Writer's Digest: 2013 Best Writing Websites (2013)

Authors


MILLLICENT G. DILLON, the world's expert on authors Jane and Paul Bowles, has won five O. Henry Awards and been nominated for the PEN/Faulkner. I worked with Dillon on her memoir, The Absolute Elsewhere, in which she describes in luminous prose her private meeting with Albert Einstein to discuss the ethics of the atomic bomb.


BHAICHAND PATEL, retired after an illustrious career with the United Nations, is now a journalist based out of New Dehli and Bombay, an expert on Bollywood, and author of three non-fiction books published by Penguin. I edited Patel’s debut novel, Mothers, Lovers, and Other Strangers, published by PanMacmillan.


LUCIA ORTH is the author of the debut novel, Baby Jesus Pawn Shop, which received critical acclaim from Publisher’s Weekly, NPR, Booklist, Library Journal and Small Press Reviews. I have edited a number of essays and articles for Orth.


SCOTT WARRENDER is a professional musician and Annie Award-nominated lyricist specializing in musical theater. I work with Warrender regularly on his short stories and debut novel, Putaway.


STUART WAKEFIELD is the #1 Kindle Best Selling author of Body of Water, the first novel in his Orcadian Trilogy. Body of Water was 1 of 10 books long-listed for the Polari First Book Prize. I edited his second novel, Memory of Water and look forward to editing the final novel of his Orcadian Trilogy, Spirit of Water.


ANIA VESENNY is a recipient of the Evelyn Sullivan Gilbertson Award for Emerging Artist in Literature and has been nominated for the Pushcart Prize. I edited Vesenny's debut novel, Swearing in Russian at the Northern Lights.


TERISA GREEN is widely considered the foremost American authority on tattooing through her tattoo books published by Simon & Schuster, which have sold over 45,000 copies. Under the name M. TERRY GREEN, she writes her techno-shaman sci-fi/fantasy series. I am working with her to develop a new speculative fiction series.


CHRIS RYAN drew acclaim from the New Yorker for the hook to his novel Heliophobia. He is the author of poetry collection The Bible of Animal Feet from Farfalla Press. I edited Ryan’s debut novel The Ishmael Blade and worked with him to develop Heliophobia and his work-in-progress Pogue.

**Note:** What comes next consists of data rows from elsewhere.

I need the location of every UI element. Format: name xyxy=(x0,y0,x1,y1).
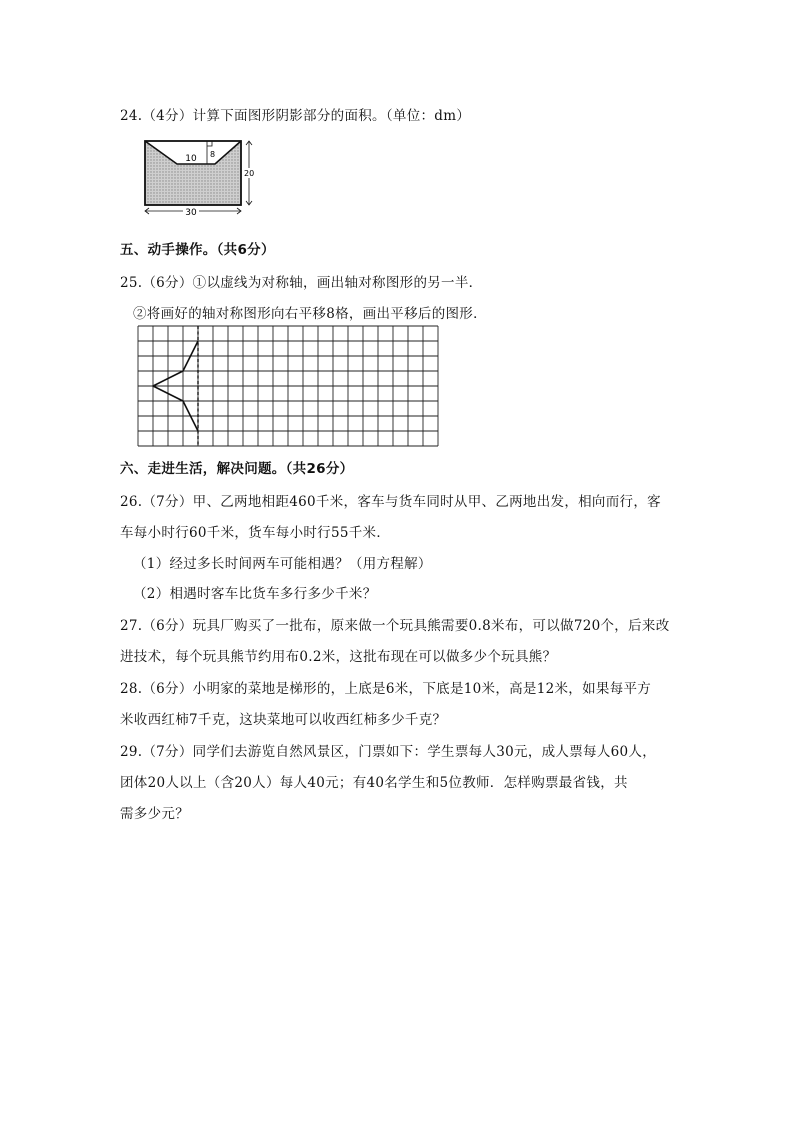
q25-line1: 25.（6分）①以虚线为对称轴，画出轴对称图形的另一半． xyxy=(120,275,483,291)
section6-heading: 六、走进生活，解决问题。（共26分） xyxy=(120,461,354,477)
q27-line1: 27.（6分）玩具厂购买了一批布，原来做一个玩具熊需要0.8米布，可以做720个，后来改 xyxy=(120,618,670,634)
q28-line2: 米收西红柿7千克，这块菜地可以收西红柿多少千克？ xyxy=(120,712,447,728)
label-bottom: 30 xyxy=(185,208,197,217)
label-top: 10 xyxy=(185,154,197,164)
q26-line1: 26.（7分）甲、乙两地相距460千米，客车与货车同时从甲、乙两地出发，相向而行，客 xyxy=(120,494,661,510)
q26-sub1: （1）经过多长时间两车可能相遇？（用方程解） xyxy=(133,556,432,572)
section5-heading: 五、动手操作。（共6分） xyxy=(120,242,275,258)
q24-text: 24.（4分）计算下面图形阴影部分的面积。（单位：dm） xyxy=(120,108,471,124)
label-height-small: 8 xyxy=(210,150,216,159)
q26-sub2: （2）相遇时客车比货车多行多少千米？ xyxy=(133,586,377,602)
q25-grid-figure xyxy=(137,325,439,447)
q29-line2: 团体20人以上（含20人）每人40元；有40名学生和5位教师．怎样购票最省钱，共 xyxy=(120,775,628,791)
q25-line2: ②将画好的轴对称图形向右平移8格，画出平移后的图形． xyxy=(133,306,487,322)
q24-shaded-figure xyxy=(135,135,260,217)
q29-line1: 29.（7分）同学们去游览自然风景区，门票如下：学生票每人30元，成人票每人60人， xyxy=(120,744,657,760)
q26-line2: 车每小时行60千米，货车每小时行55千米． xyxy=(120,525,391,541)
q28-line1: 28.（6分）小明家的菜地是梯形的，上底是6米，下底是10米，高是12米，如果每平方 xyxy=(120,681,652,697)
label-height-full: 20 xyxy=(244,169,255,178)
q27-line2: 进技术，每个玩具熊节约用布0.2米，这批布现在可以做多少个玩具熊？ xyxy=(120,649,557,665)
q29-line3: 需多少元？ xyxy=(120,806,189,822)
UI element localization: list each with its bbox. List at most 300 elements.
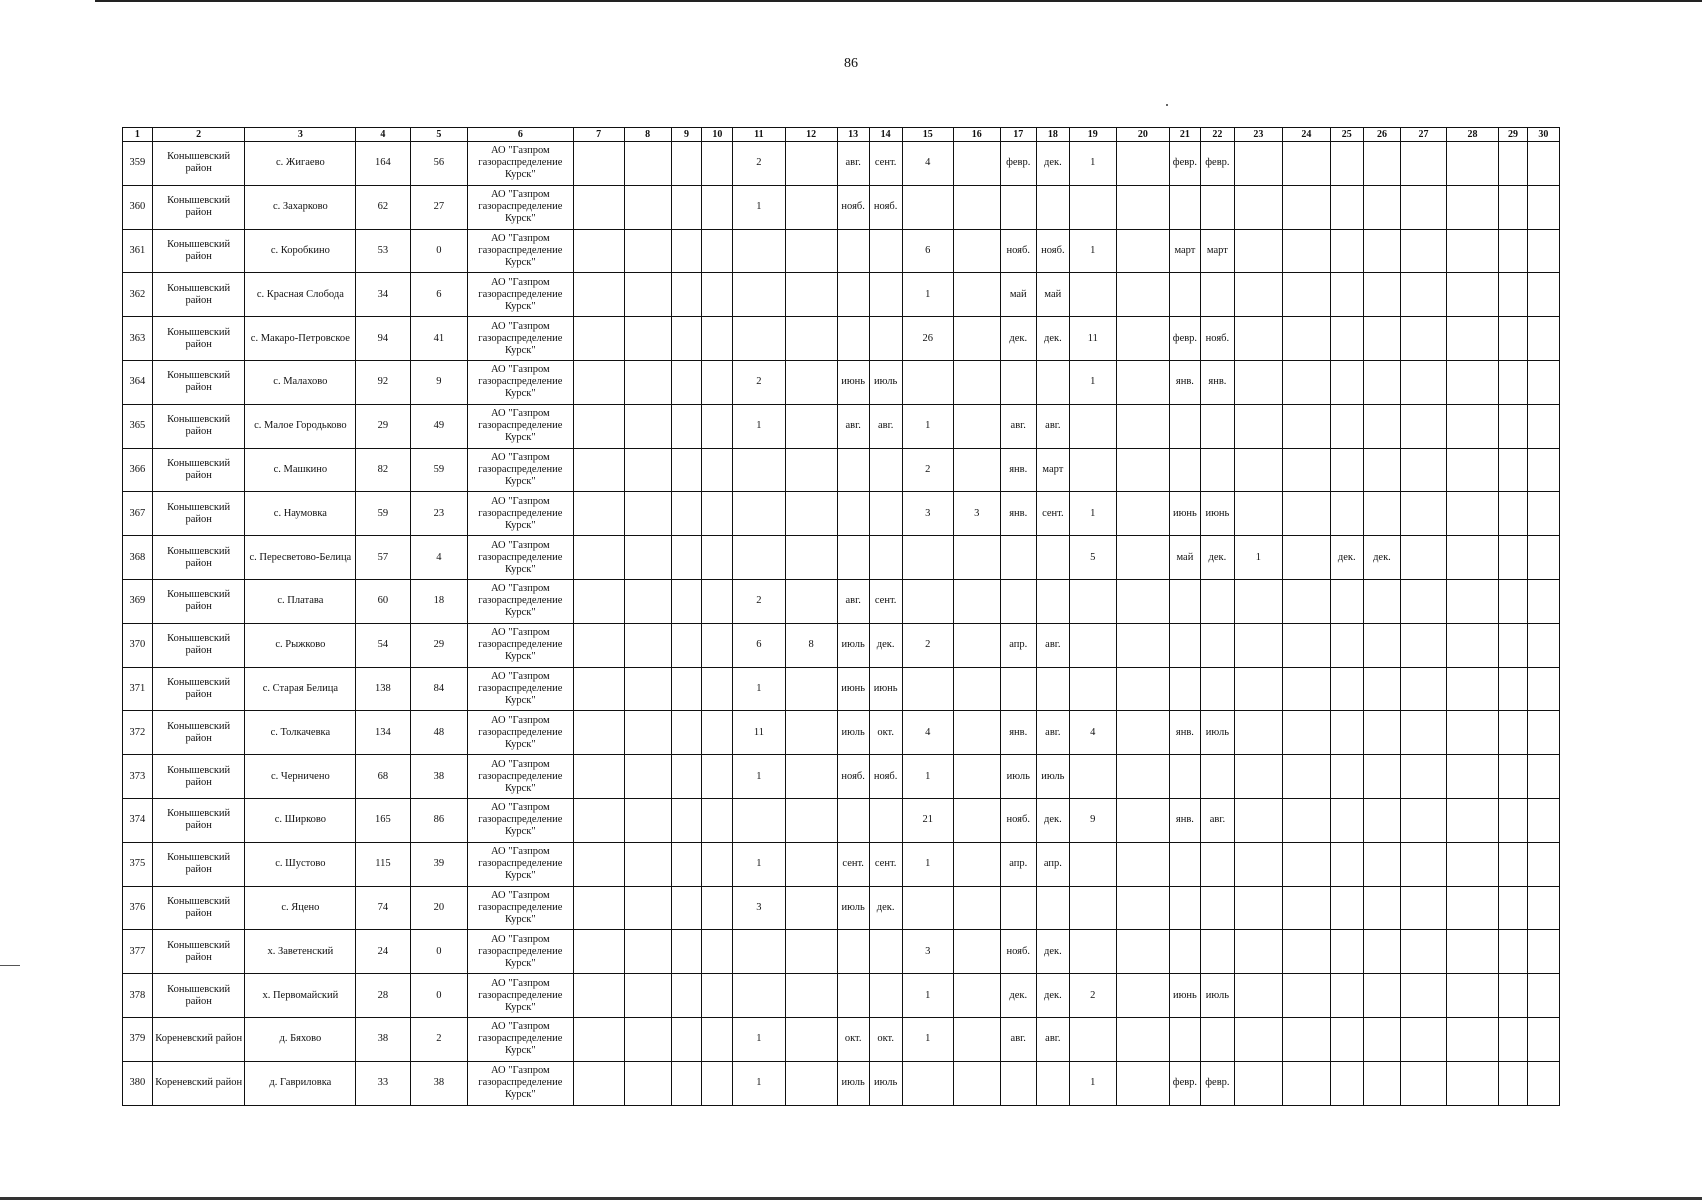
- cell-col-21: [1169, 842, 1200, 886]
- cell-col-9: [671, 930, 702, 974]
- cell-col-16: [953, 755, 1000, 799]
- cell-col-7: [573, 842, 624, 886]
- cell-col-11: 1: [733, 1017, 785, 1061]
- cell-col-13: июль: [837, 711, 869, 755]
- table-row: [123, 536, 1560, 580]
- cell-col-22: [1200, 930, 1234, 974]
- cell-col-13: июль: [837, 886, 869, 930]
- cell-col-23: [1234, 142, 1282, 186]
- cell-col-9: [671, 755, 702, 799]
- cell-col-21: [1169, 886, 1200, 930]
- cell-col-5: 0: [410, 229, 468, 273]
- cell-col-7: [573, 667, 624, 711]
- cell-col-7: [573, 185, 624, 229]
- cell-col-13: [837, 273, 869, 317]
- cell-col-7: [573, 1017, 624, 1061]
- cell-col-17: авг.: [1000, 404, 1036, 448]
- cell-col-24: [1282, 842, 1330, 886]
- cell-col-2: Конышевский район: [152, 448, 245, 492]
- cell-col-2: Конышевский район: [152, 142, 245, 186]
- cell-col-2: Конышевский район: [152, 536, 245, 580]
- cell-col-14: сент.: [869, 142, 902, 186]
- column-header-16: 16: [953, 128, 1000, 142]
- cell-col-6: АО "Газпром газораспределение Курск": [468, 404, 573, 448]
- table-row: [123, 492, 1560, 536]
- cell-col-27: [1401, 536, 1447, 580]
- cell-col-15: [902, 360, 953, 404]
- cell-col-23: [1234, 360, 1282, 404]
- cell-col-13: авг.: [837, 579, 869, 623]
- cell-col-29: [1499, 185, 1528, 229]
- cell-col-22: июль: [1200, 974, 1234, 1018]
- cell-col-30: [1527, 1061, 1559, 1105]
- cell-col-29: [1499, 974, 1528, 1018]
- cell-col-23: [1234, 1061, 1282, 1105]
- cell-col-15: 4: [902, 711, 953, 755]
- cell-col-6: АО "Газпром газораспределение Курск": [468, 317, 573, 361]
- cell-col-12: [785, 798, 837, 842]
- cell-col-26: [1363, 360, 1400, 404]
- cell-col-20: [1116, 1061, 1169, 1105]
- cell-col-1: 377: [123, 930, 153, 974]
- cell-col-22: февр.: [1200, 1061, 1234, 1105]
- cell-col-28: [1446, 623, 1498, 667]
- cell-col-29: [1499, 404, 1528, 448]
- cell-col-3: с. Рыжково: [245, 623, 356, 667]
- cell-col-8: [624, 667, 671, 711]
- cell-col-15: 2: [902, 623, 953, 667]
- cell-col-7: [573, 623, 624, 667]
- cell-col-9: [671, 536, 702, 580]
- cell-col-4: 53: [356, 229, 410, 273]
- cell-col-28: [1446, 448, 1498, 492]
- cell-col-7: [573, 273, 624, 317]
- cell-col-28: [1446, 536, 1498, 580]
- cell-col-11: 1: [733, 404, 785, 448]
- cell-col-23: [1234, 667, 1282, 711]
- cell-col-17: [1000, 1061, 1036, 1105]
- cell-col-21: февр.: [1169, 317, 1200, 361]
- cell-col-14: [869, 448, 902, 492]
- cell-col-20: [1116, 273, 1169, 317]
- cell-col-16: [953, 185, 1000, 229]
- cell-col-15: [902, 1061, 953, 1105]
- cell-col-18: дек.: [1036, 142, 1069, 186]
- cell-col-22: [1200, 579, 1234, 623]
- cell-col-18: дек.: [1036, 974, 1069, 1018]
- cell-col-4: 33: [356, 1061, 410, 1105]
- cell-col-1: 370: [123, 623, 153, 667]
- cell-col-1: 368: [123, 536, 153, 580]
- cell-col-16: [953, 1017, 1000, 1061]
- cell-col-8: [624, 579, 671, 623]
- cell-col-26: [1363, 886, 1400, 930]
- cell-col-20: [1116, 360, 1169, 404]
- cell-col-17: [1000, 536, 1036, 580]
- cell-col-11: 6: [733, 623, 785, 667]
- cell-col-5: 49: [410, 404, 468, 448]
- cell-col-3: с. Ширково: [245, 798, 356, 842]
- column-header-18: 18: [1036, 128, 1069, 142]
- cell-col-27: [1401, 798, 1447, 842]
- column-header-4: 4: [356, 128, 410, 142]
- cell-col-27: [1401, 1061, 1447, 1105]
- cell-col-16: 3: [953, 492, 1000, 536]
- cell-col-16: [953, 448, 1000, 492]
- cell-col-20: [1116, 711, 1169, 755]
- cell-col-22: июнь: [1200, 492, 1234, 536]
- cell-col-7: [573, 579, 624, 623]
- cell-col-18: [1036, 667, 1069, 711]
- header-row: [123, 128, 1560, 142]
- cell-col-20: [1116, 798, 1169, 842]
- cell-col-4: 24: [356, 930, 410, 974]
- cell-col-13: сент.: [837, 842, 869, 886]
- cell-col-28: [1446, 273, 1498, 317]
- cell-col-25: [1330, 142, 1363, 186]
- cell-col-19: 1: [1069, 142, 1116, 186]
- column-header-15: 15: [902, 128, 953, 142]
- cell-col-24: [1282, 930, 1330, 974]
- cell-col-30: [1527, 492, 1559, 536]
- cell-col-18: сент.: [1036, 492, 1069, 536]
- cell-col-28: [1446, 579, 1498, 623]
- cell-col-26: [1363, 930, 1400, 974]
- cell-col-24: [1282, 185, 1330, 229]
- cell-col-20: [1116, 1017, 1169, 1061]
- table-body: [123, 142, 1560, 1106]
- cell-col-29: [1499, 492, 1528, 536]
- cell-col-18: март: [1036, 448, 1069, 492]
- cell-col-7: [573, 229, 624, 273]
- cell-col-27: [1401, 974, 1447, 1018]
- table-row: [123, 360, 1560, 404]
- cell-col-11: 2: [733, 360, 785, 404]
- cell-col-8: [624, 711, 671, 755]
- cell-col-26: [1363, 798, 1400, 842]
- cell-col-21: февр.: [1169, 142, 1200, 186]
- cell-col-28: [1446, 229, 1498, 273]
- column-header-7: 7: [573, 128, 624, 142]
- cell-col-23: [1234, 404, 1282, 448]
- cell-col-2: Конышевский район: [152, 273, 245, 317]
- cell-col-12: [785, 579, 837, 623]
- cell-col-27: [1401, 842, 1447, 886]
- cell-col-29: [1499, 142, 1528, 186]
- cell-col-25: [1330, 317, 1363, 361]
- cell-col-25: [1330, 185, 1363, 229]
- cell-col-3: д. Бяхово: [245, 1017, 356, 1061]
- cell-col-5: 0: [410, 974, 468, 1018]
- cell-col-27: [1401, 492, 1447, 536]
- cell-col-22: [1200, 448, 1234, 492]
- cell-col-15: 1: [902, 974, 953, 1018]
- cell-col-5: 29: [410, 623, 468, 667]
- cell-col-19: [1069, 755, 1116, 799]
- cell-col-19: 1: [1069, 360, 1116, 404]
- column-header-14: 14: [869, 128, 902, 142]
- cell-col-14: июнь: [869, 667, 902, 711]
- cell-col-1: 366: [123, 448, 153, 492]
- cell-col-28: [1446, 404, 1498, 448]
- cell-col-30: [1527, 185, 1559, 229]
- cell-col-8: [624, 492, 671, 536]
- cell-col-25: дек.: [1330, 536, 1363, 580]
- cell-col-29: [1499, 623, 1528, 667]
- cell-col-16: [953, 886, 1000, 930]
- cell-col-29: [1499, 360, 1528, 404]
- cell-col-2: Кореневский район: [152, 1061, 245, 1105]
- cell-col-22: [1200, 667, 1234, 711]
- cell-col-5: 27: [410, 185, 468, 229]
- column-header-9: 9: [671, 128, 702, 142]
- cell-col-15: [902, 579, 953, 623]
- cell-col-25: [1330, 886, 1363, 930]
- cell-col-6: АО "Газпром газораспределение Курск": [468, 667, 573, 711]
- cell-col-10: [702, 623, 733, 667]
- cell-col-10: [702, 711, 733, 755]
- cell-col-4: 60: [356, 579, 410, 623]
- cell-col-25: [1330, 667, 1363, 711]
- cell-col-14: [869, 536, 902, 580]
- table-row: [123, 930, 1560, 974]
- cell-col-13: нояб.: [837, 755, 869, 799]
- cell-col-22: июль: [1200, 711, 1234, 755]
- cell-col-29: [1499, 711, 1528, 755]
- cell-col-16: [953, 317, 1000, 361]
- cell-col-22: авг.: [1200, 798, 1234, 842]
- cell-col-13: [837, 930, 869, 974]
- cell-col-24: [1282, 1017, 1330, 1061]
- cell-col-2: Конышевский район: [152, 360, 245, 404]
- cell-col-14: сент.: [869, 842, 902, 886]
- cell-col-3: с. Малое Городьково: [245, 404, 356, 448]
- cell-col-24: [1282, 317, 1330, 361]
- cell-col-2: Конышевский район: [152, 317, 245, 361]
- cell-col-23: [1234, 185, 1282, 229]
- cell-col-28: [1446, 755, 1498, 799]
- column-header-6: 6: [468, 128, 573, 142]
- cell-col-6: АО "Газпром газораспределение Курск": [468, 886, 573, 930]
- cell-col-24: [1282, 492, 1330, 536]
- cell-col-11: 2: [733, 579, 785, 623]
- cell-col-22: [1200, 273, 1234, 317]
- cell-col-10: [702, 974, 733, 1018]
- cell-col-23: [1234, 886, 1282, 930]
- cell-col-25: [1330, 974, 1363, 1018]
- column-header-28: 28: [1446, 128, 1498, 142]
- cell-col-21: июнь: [1169, 492, 1200, 536]
- cell-col-16: [953, 930, 1000, 974]
- cell-col-2: Конышевский район: [152, 842, 245, 886]
- cell-col-8: [624, 185, 671, 229]
- cell-col-25: [1330, 579, 1363, 623]
- cell-col-20: [1116, 448, 1169, 492]
- cell-col-4: 68: [356, 755, 410, 799]
- cell-col-7: [573, 492, 624, 536]
- cell-col-14: дек.: [869, 886, 902, 930]
- cell-col-2: Конышевский район: [152, 930, 245, 974]
- cell-col-30: [1527, 798, 1559, 842]
- cell-col-30: [1527, 755, 1559, 799]
- cell-col-4: 57: [356, 536, 410, 580]
- cell-col-6: АО "Газпром газораспределение Курск": [468, 930, 573, 974]
- data-table: [122, 127, 1560, 1106]
- cell-col-29: [1499, 1061, 1528, 1105]
- cell-col-5: 18: [410, 579, 468, 623]
- cell-col-24: [1282, 142, 1330, 186]
- cell-col-11: [733, 448, 785, 492]
- cell-col-6: АО "Газпром газораспределение Курск": [468, 142, 573, 186]
- cell-col-2: Конышевский район: [152, 185, 245, 229]
- cell-col-14: нояб.: [869, 185, 902, 229]
- scan-border-top: [95, 0, 1702, 2]
- column-header-27: 27: [1401, 128, 1447, 142]
- cell-col-15: 2: [902, 448, 953, 492]
- cell-col-14: [869, 229, 902, 273]
- cell-col-11: [733, 536, 785, 580]
- column-header-25: 25: [1330, 128, 1363, 142]
- cell-col-24: [1282, 623, 1330, 667]
- cell-col-19: [1069, 623, 1116, 667]
- cell-col-28: [1446, 930, 1498, 974]
- cell-col-10: [702, 579, 733, 623]
- cell-col-29: [1499, 667, 1528, 711]
- cell-col-25: [1330, 623, 1363, 667]
- cell-col-13: авг.: [837, 142, 869, 186]
- cell-col-16: [953, 579, 1000, 623]
- cell-col-4: 29: [356, 404, 410, 448]
- column-header-3: 3: [245, 128, 356, 142]
- cell-col-18: [1036, 185, 1069, 229]
- cell-col-14: [869, 798, 902, 842]
- table-row: [123, 667, 1560, 711]
- cell-col-19: 2: [1069, 974, 1116, 1018]
- cell-col-5: 6: [410, 273, 468, 317]
- cell-col-2: Конышевский район: [152, 711, 245, 755]
- cell-col-10: [702, 404, 733, 448]
- cell-col-30: [1527, 142, 1559, 186]
- cell-col-14: нояб.: [869, 755, 902, 799]
- column-header-1: 1: [123, 128, 153, 142]
- cell-col-20: [1116, 142, 1169, 186]
- cell-col-3: с. Макаро-Петровское: [245, 317, 356, 361]
- cell-col-3: х. Первомайский: [245, 974, 356, 1018]
- cell-col-25: [1330, 798, 1363, 842]
- cell-col-3: с. Черничено: [245, 755, 356, 799]
- cell-col-21: май: [1169, 536, 1200, 580]
- cell-col-8: [624, 886, 671, 930]
- cell-col-13: нояб.: [837, 185, 869, 229]
- cell-col-30: [1527, 448, 1559, 492]
- cell-col-1: 364: [123, 360, 153, 404]
- cell-col-10: [702, 755, 733, 799]
- cell-col-24: [1282, 229, 1330, 273]
- cell-col-15: 1: [902, 273, 953, 317]
- cell-col-16: [953, 711, 1000, 755]
- cell-col-5: 4: [410, 536, 468, 580]
- cell-col-16: [953, 1061, 1000, 1105]
- cell-col-10: [702, 492, 733, 536]
- cell-col-30: [1527, 579, 1559, 623]
- cell-col-30: [1527, 360, 1559, 404]
- cell-col-18: [1036, 579, 1069, 623]
- cell-col-16: [953, 142, 1000, 186]
- cell-col-1: 375: [123, 842, 153, 886]
- cell-col-24: [1282, 711, 1330, 755]
- cell-col-13: [837, 536, 869, 580]
- cell-col-19: 11: [1069, 317, 1116, 361]
- cell-col-21: март: [1169, 229, 1200, 273]
- cell-col-17: нояб.: [1000, 229, 1036, 273]
- cell-col-5: 9: [410, 360, 468, 404]
- cell-col-18: [1036, 886, 1069, 930]
- cell-col-21: [1169, 667, 1200, 711]
- cell-col-3: с. Малахово: [245, 360, 356, 404]
- cell-col-20: [1116, 492, 1169, 536]
- scan-mark-left: [0, 965, 20, 966]
- cell-col-9: [671, 974, 702, 1018]
- cell-col-26: [1363, 974, 1400, 1018]
- table-row: [123, 273, 1560, 317]
- cell-col-3: с. Коробкино: [245, 229, 356, 273]
- cell-col-30: [1527, 974, 1559, 1018]
- cell-col-17: [1000, 667, 1036, 711]
- cell-col-9: [671, 886, 702, 930]
- cell-col-15: 1: [902, 842, 953, 886]
- cell-col-14: сент.: [869, 579, 902, 623]
- cell-col-18: апр.: [1036, 842, 1069, 886]
- cell-col-28: [1446, 360, 1498, 404]
- cell-col-5: 41: [410, 317, 468, 361]
- cell-col-19: [1069, 1017, 1116, 1061]
- cell-col-13: [837, 317, 869, 361]
- cell-col-9: [671, 667, 702, 711]
- column-header-17: 17: [1000, 128, 1036, 142]
- cell-col-7: [573, 1061, 624, 1105]
- cell-col-29: [1499, 798, 1528, 842]
- cell-col-16: [953, 536, 1000, 580]
- cell-col-6: АО "Газпром газораспределение Курск": [468, 360, 573, 404]
- cell-col-22: [1200, 755, 1234, 799]
- cell-col-17: [1000, 886, 1036, 930]
- column-header-12: 12: [785, 128, 837, 142]
- table-row: [123, 755, 1560, 799]
- cell-col-13: окт.: [837, 1017, 869, 1061]
- cell-col-4: 54: [356, 623, 410, 667]
- cell-col-3: с. Наумовка: [245, 492, 356, 536]
- cell-col-16: [953, 360, 1000, 404]
- table-row: [123, 798, 1560, 842]
- column-header-22: 22: [1200, 128, 1234, 142]
- cell-col-1: 359: [123, 142, 153, 186]
- cell-col-19: 1: [1069, 492, 1116, 536]
- cell-col-26: [1363, 1061, 1400, 1105]
- cell-col-8: [624, 623, 671, 667]
- cell-col-23: [1234, 229, 1282, 273]
- cell-col-23: 1: [1234, 536, 1282, 580]
- cell-col-8: [624, 798, 671, 842]
- cell-col-14: июль: [869, 360, 902, 404]
- cell-col-10: [702, 185, 733, 229]
- cell-col-25: [1330, 755, 1363, 799]
- cell-col-15: [902, 185, 953, 229]
- cell-col-26: [1363, 579, 1400, 623]
- cell-col-29: [1499, 448, 1528, 492]
- cell-col-14: июль: [869, 1061, 902, 1105]
- cell-col-3: с. Шустово: [245, 842, 356, 886]
- cell-col-2: Конышевский район: [152, 886, 245, 930]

JUDY LEE DUNN is an award-winning marketing blogger. I am working with her to develop and edit her memoir of reconciling her liberal activism with her emotional difficulty accepting the lesbianism of her beloved daughter, Tonight Show comedienne Kellye Rowland.


In addition, I work with dozens of aspiring writers in their apprenticeship to this literary art and craft.